Virus mutant H5N1 – vers une reprise des recherches




© Inserm, Rosa-Calatrava, Manuel & Ressnikoff, Denis

Il y a tout juste un an, c’était au mois de janvier 2012, on apprenait que des chercheurs avaient décidé de suspendre leurs recherches sur le virus mutant H5N1.

Aujourd’hui, via les deux revues spécialisées “Nature” et “Science”, on apprend qu’ils ont décidé de mettre fin à cette longue pause en reprenant leurs recherches.

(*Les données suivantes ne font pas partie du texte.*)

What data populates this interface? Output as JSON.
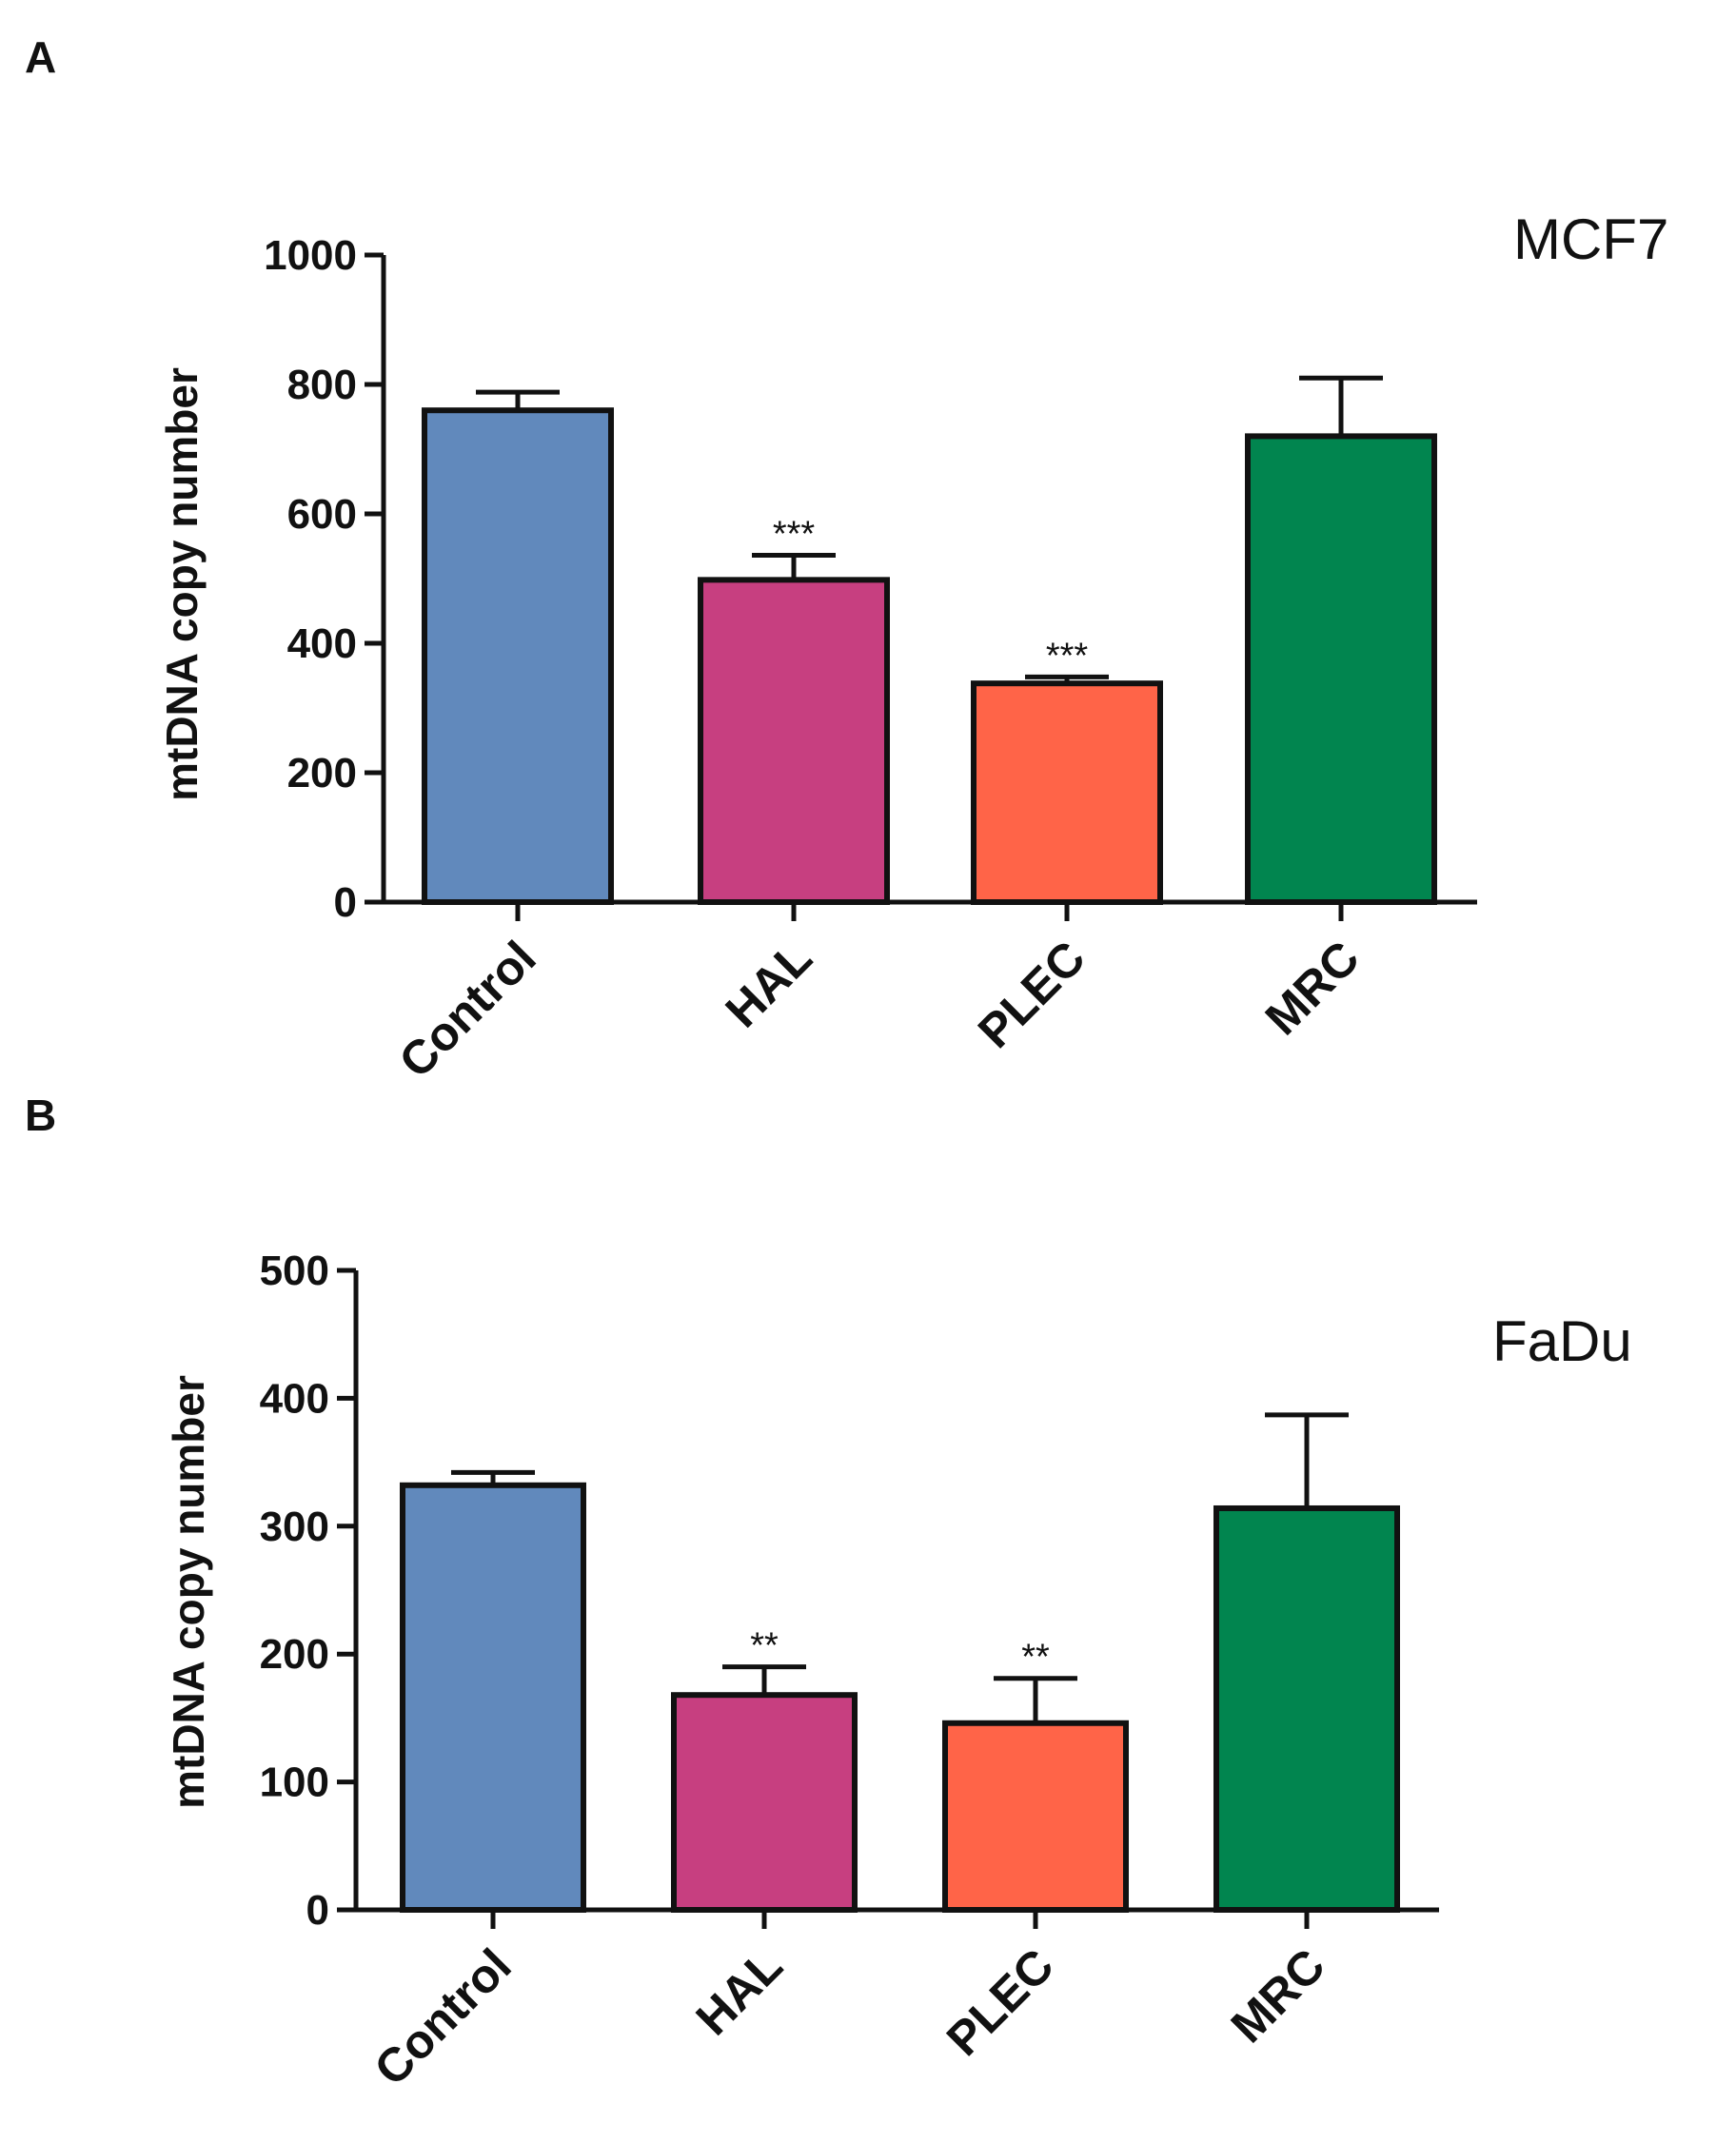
{
  "chart_data": [
    {
      "type": "bar",
      "panel_label": "A",
      "cell_line": "MCF7",
      "ylabel": "mtDNA copy number",
      "xlabel": "",
      "ylim": [
        0,
        1000
      ],
      "yticks": [
        "0",
        "200",
        "400",
        "600",
        "800",
        "1000"
      ],
      "categories": [
        "Control",
        "HAL",
        "PLEC",
        "MRC"
      ],
      "values": [
        760,
        498,
        338,
        720
      ],
      "errors": [
        28,
        38,
        10,
        90
      ],
      "significance": [
        "",
        "***",
        "***",
        ""
      ],
      "colors": [
        "#6189BC",
        "#C73F80",
        "#FF6448",
        "#01854F"
      ]
    },
    {
      "type": "bar",
      "panel_label": "B",
      "cell_line": "FaDu",
      "ylabel": "mtDNA copy number",
      "xlabel": "",
      "ylim": [
        0,
        500
      ],
      "yticks": [
        "0",
        "100",
        "200",
        "300",
        "400",
        "500"
      ],
      "categories": [
        "Control",
        "HAL",
        "PLEC",
        "MRC"
      ],
      "values": [
        332,
        168,
        146,
        314
      ],
      "errors": [
        10,
        22,
        35,
        73
      ],
      "significance": [
        "",
        "**",
        "**",
        ""
      ],
      "colors": [
        "#6189BC",
        "#C73F80",
        "#FF6448",
        "#01854F"
      ]
    }
  ]
}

“Nous mettons fin à un moratoire volontaire sur les recherches effectuées sur la transmission de la grippe aviaire” ont-ils annoncé tout en précisant que les recherches allaient reprendre uniquement dans les pays qui ont déjà donné leur feu vert.

Petit retour sur les faits… En septembre 2011, des chercheurs de Rotterdam (Pays-Bas) suscitent l’émoi au sein de la communauté scientifique. Ron Fouchier et son équipe indiquent en effet être parvenus à modifier en laboratoire le génome du virus H5N1, un virus mutant capable de se transmettre facilement entre mammifères et potentiellement entre humains (par simple proximité avec un malade).

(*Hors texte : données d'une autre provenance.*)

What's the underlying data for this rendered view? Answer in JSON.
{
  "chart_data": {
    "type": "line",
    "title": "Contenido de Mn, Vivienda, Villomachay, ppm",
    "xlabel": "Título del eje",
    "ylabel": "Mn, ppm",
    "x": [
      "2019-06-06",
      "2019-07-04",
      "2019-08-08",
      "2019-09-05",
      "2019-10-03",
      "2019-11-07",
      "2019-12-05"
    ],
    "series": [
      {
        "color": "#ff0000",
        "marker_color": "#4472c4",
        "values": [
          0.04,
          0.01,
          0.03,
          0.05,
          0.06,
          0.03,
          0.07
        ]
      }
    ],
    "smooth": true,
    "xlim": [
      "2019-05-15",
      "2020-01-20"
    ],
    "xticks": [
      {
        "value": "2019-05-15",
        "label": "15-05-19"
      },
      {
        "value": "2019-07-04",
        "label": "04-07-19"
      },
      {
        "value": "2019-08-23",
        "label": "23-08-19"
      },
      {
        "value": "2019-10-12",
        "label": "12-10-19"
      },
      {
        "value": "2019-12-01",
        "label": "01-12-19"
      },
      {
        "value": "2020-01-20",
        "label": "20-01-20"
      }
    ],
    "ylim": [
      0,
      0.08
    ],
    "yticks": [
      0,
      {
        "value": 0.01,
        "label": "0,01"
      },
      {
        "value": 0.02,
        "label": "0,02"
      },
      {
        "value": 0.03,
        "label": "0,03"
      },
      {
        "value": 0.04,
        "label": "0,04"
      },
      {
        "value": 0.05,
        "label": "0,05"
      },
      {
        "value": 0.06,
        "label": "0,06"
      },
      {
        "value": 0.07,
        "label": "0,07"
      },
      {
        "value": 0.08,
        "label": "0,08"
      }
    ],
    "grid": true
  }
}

Très vite la communauté scientifique s’inquiète des risques d’utilisation de ces recherches par des bioterroristes.

Organisation mondiale de la santé, scientifiques et cercles gouvernementaux mettent alors en garde contre la possible mise au point d’un virus susceptible de décimer des populations entières et pouvant donc tomber entre de mauvaises mains, celles de groupes terroristes par exemple.

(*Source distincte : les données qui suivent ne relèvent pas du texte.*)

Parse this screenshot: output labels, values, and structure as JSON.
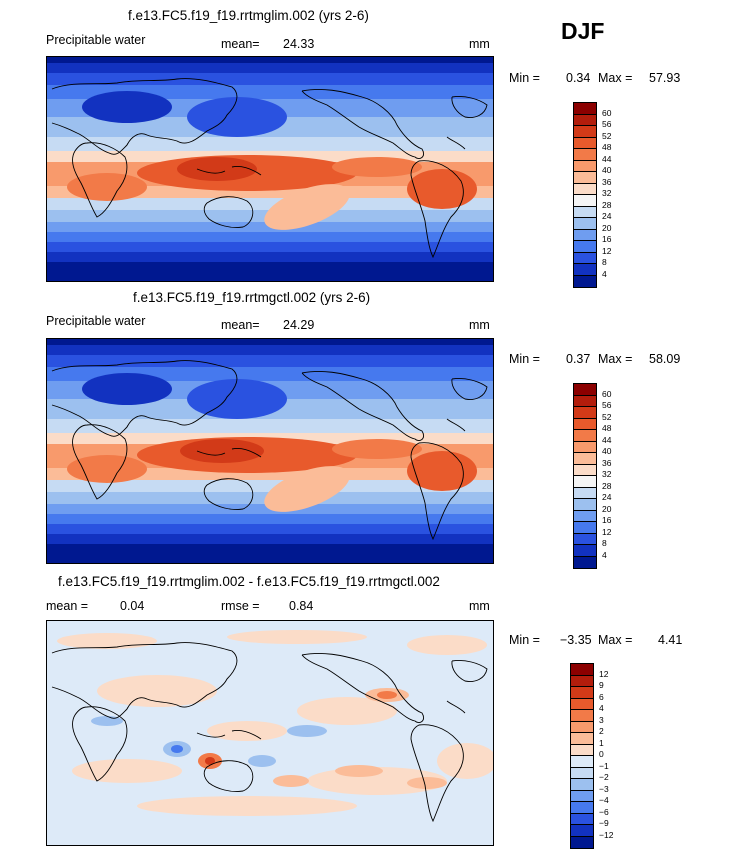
{
  "season": "DJF",
  "panels": [
    {
      "id": "top",
      "title": "f.e13.FC5.f19_f19.rrtmglim.002 (yrs 2-6)",
      "variable": "Precipitable water",
      "stat1_label": "mean=",
      "stat1_value": "24.33",
      "units": "mm",
      "min_label": "Min =",
      "min_value": "0.34",
      "max_label": "Max =",
      "max_value": "57.93",
      "colorbar": {
        "labels": [
          "60",
          "56",
          "52",
          "48",
          "44",
          "40",
          "36",
          "32",
          "28",
          "24",
          "20",
          "16",
          "12",
          "8",
          "4"
        ],
        "colors": [
          "#8b0000",
          "#b21d0c",
          "#d23a18",
          "#e85a2c",
          "#f27a48",
          "#f89a6c",
          "#fbbc98",
          "#fbdcc8",
          "#f5f5f5",
          "#c6dbf3",
          "#9cc0ef",
          "#6f9df0",
          "#4679ee",
          "#2a52e0",
          "#1232c0",
          "#001890"
        ]
      }
    },
    {
      "id": "middle",
      "title": "f.e13.FC5.f19_f19.rrtmgctl.002 (yrs 2-6)",
      "variable": "Precipitable water",
      "stat1_label": "mean=",
      "stat1_value": "24.29",
      "units": "mm",
      "min_label": "Min =",
      "min_value": "0.37",
      "max_label": "Max =",
      "max_value": "58.09",
      "colorbar": {
        "labels": [
          "60",
          "56",
          "52",
          "48",
          "44",
          "40",
          "36",
          "32",
          "28",
          "24",
          "20",
          "16",
          "12",
          "8",
          "4"
        ],
        "colors": [
          "#8b0000",
          "#b21d0c",
          "#d23a18",
          "#e85a2c",
          "#f27a48",
          "#f89a6c",
          "#fbbc98",
          "#fbdcc8",
          "#f5f5f5",
          "#c6dbf3",
          "#9cc0ef",
          "#6f9df0",
          "#4679ee",
          "#2a52e0",
          "#1232c0",
          "#001890"
        ]
      }
    },
    {
      "id": "bottom",
      "title": "f.e13.FC5.f19_f19.rrtmglim.002 - f.e13.FC5.f19_f19.rrtmgctl.002",
      "stat1_label": "mean =",
      "stat1_value": "0.04",
      "stat2_label": "rmse =",
      "stat2_value": "0.84",
      "units": "mm",
      "min_label": "Min =",
      "min_value": "−3.35",
      "max_label": "Max =",
      "max_value": "4.41",
      "colorbar": {
        "labels": [
          "12",
          "9",
          "6",
          "4",
          "3",
          "2",
          "1",
          "0",
          "−1",
          "−2",
          "−3",
          "−4",
          "−6",
          "−9",
          "−12"
        ],
        "colors": [
          "#8b0000",
          "#b21d0c",
          "#d23a18",
          "#e85a2c",
          "#f27a48",
          "#f89a6c",
          "#fbbc98",
          "#fbdcc8",
          "#ddeaf8",
          "#c6dbf3",
          "#9cc0ef",
          "#6f9df0",
          "#4679ee",
          "#2a52e0",
          "#1232c0",
          "#001890"
        ]
      }
    }
  ]
}
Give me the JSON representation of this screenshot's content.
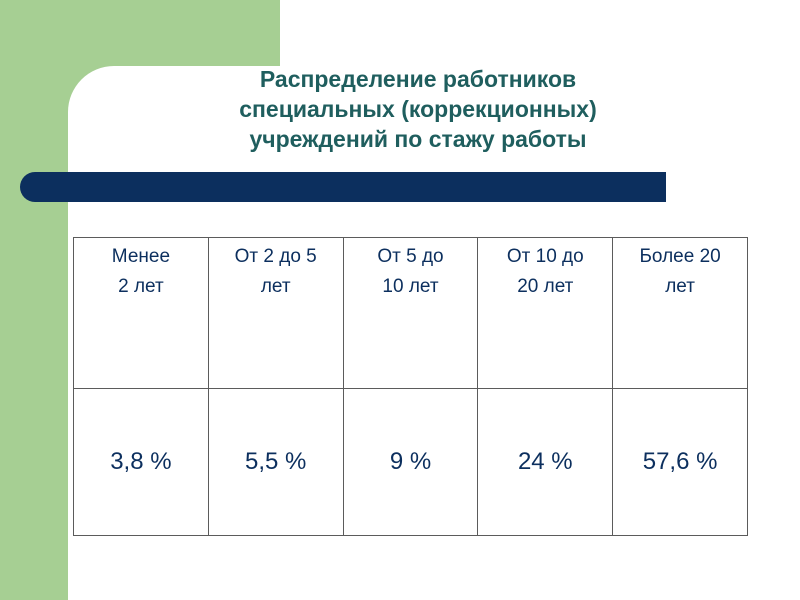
{
  "title": {
    "line1": "Распределение работников",
    "line2": "специальных (коррекционных)",
    "line3": "учреждений по стажу работы"
  },
  "table": {
    "headers": [
      {
        "line1": "Менее",
        "line2": "2 лет"
      },
      {
        "line1": "От 2 до 5",
        "line2": "лет"
      },
      {
        "line1": "От 5 до",
        "line2": "10 лет"
      },
      {
        "line1": "От 10 до",
        "line2": "20 лет"
      },
      {
        "line1": "Более 20",
        "line2": "лет"
      }
    ],
    "values": [
      "3,8 %",
      "5,5 %",
      "9 %",
      "24 %",
      "57,6 %"
    ]
  },
  "colors": {
    "green_band": "#a6cf93",
    "title_text": "#1f5e5e",
    "bar": "#0c2f5e",
    "table_text": "#0c2f5e",
    "border": "#5b5b5b"
  }
}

Dans une lettre publiée dans “Science et Nature” , les scientifiques décident alors de suspendre leur travaux en déclarant  via un communiqué “Au vu des inquiétudes (soulevées) par les récentes recherches sur la grippe aviaire, les scientifiques travaillant sur les moyens de transmission de la souche du H5N1 se sont accordés pour cesser leurs recherches dans ce domaine”.

Un an plus tard, les recherches vont donc reprendre… dans un climat apaisé puisque selon l’OMS toutes les mesures de sécurité nécessaires auraient été prises.